Tycoon Lee Shau-kee may donate land for cheap housing

Henderson prepared to let government build flats on some of the farmland it owns

PUBLISHED : Saturday, 23 February, 2013, 12:00am
UPDATED : Saturday, 23 February, 2013, 5:15am

Property tycoon Lee Shau-kee is considering donating farmland to the government to use for affordable housing, his company confirmed on Friday.

Henderson Land Development, one of the city's largest developers, said it had been in talks with the government about the plan, but it gave no details of the location, size or number of pieces of land Lee would donate.

The statement came about a month after Lee, Henderson's chairman, said his company would consider building homes in the New Territories with a price tag of only HK$1 million each for first-time homebuyers, as long as the government would exempt it from paying a land premium.

"If the government waives land-premium charges on farmland modifications, we hopefully can build flats of 300 sq ft at a price of HK$1 million each," he said at the time.

Yesterday, Ming Pao reported that Lee had contacted the government before the Lunar New Year about his proposal. The government in turn proposed that the billionaire donate his farmland for low-priced flats.

The newspaper cited sources saying Lee was favourable towards the counter-proposal, provided such flats were targeted at young homebuyers.

The Development Bureau said yesterday the government was open to suggestions about ways to boost supply and satisfy the public's housing needs.

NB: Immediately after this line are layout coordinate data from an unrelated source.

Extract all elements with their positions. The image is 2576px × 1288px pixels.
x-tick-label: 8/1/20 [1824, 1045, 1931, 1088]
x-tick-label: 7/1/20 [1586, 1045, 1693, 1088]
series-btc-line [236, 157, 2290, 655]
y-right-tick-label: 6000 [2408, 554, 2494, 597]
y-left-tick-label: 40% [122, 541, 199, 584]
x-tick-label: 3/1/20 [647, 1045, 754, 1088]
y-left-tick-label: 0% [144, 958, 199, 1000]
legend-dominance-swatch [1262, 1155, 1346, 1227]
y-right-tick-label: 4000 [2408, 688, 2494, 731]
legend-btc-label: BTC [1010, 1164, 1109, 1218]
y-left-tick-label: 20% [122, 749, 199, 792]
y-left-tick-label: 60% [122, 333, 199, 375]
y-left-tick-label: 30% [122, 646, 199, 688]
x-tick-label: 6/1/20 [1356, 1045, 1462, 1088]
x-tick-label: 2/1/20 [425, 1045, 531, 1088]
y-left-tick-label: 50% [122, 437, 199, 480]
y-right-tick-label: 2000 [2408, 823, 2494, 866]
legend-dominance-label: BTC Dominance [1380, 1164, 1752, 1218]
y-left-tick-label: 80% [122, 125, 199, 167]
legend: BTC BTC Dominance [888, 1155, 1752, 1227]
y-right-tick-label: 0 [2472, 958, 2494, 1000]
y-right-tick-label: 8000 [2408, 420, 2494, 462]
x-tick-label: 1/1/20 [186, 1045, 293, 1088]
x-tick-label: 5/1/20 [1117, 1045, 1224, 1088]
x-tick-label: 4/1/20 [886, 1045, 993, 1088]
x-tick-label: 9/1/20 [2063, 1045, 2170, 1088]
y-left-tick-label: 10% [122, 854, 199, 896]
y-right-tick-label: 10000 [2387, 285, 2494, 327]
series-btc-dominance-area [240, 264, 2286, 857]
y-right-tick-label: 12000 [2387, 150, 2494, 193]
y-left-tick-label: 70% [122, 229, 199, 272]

"In regard to suggestions from a certain developer, we will actively consider the proposal, but we will also need to study whether it is feasible in terms of town planning, transportation, the environment, infrastructure and so on," a spokeswoman said.

We will also need to study whether it is feasible in terms of town planning, transportation, the environment, infrastructure and so on

Professor Eddie Hui Chi-man of Polytechnic University's building and real-estate department said it would be better if the developer could donate the land to the government for development, instead of letting the developer build low-priced flats with land premium waivers.

"Some farmland is not very accessible, so if the government can obtain the sites and develop them, together with other infrastructure and facilities in the area, the town planning can be better," he said.

Henderson Land's reserves in the New Territories are the largest among all Hong Kong property developers.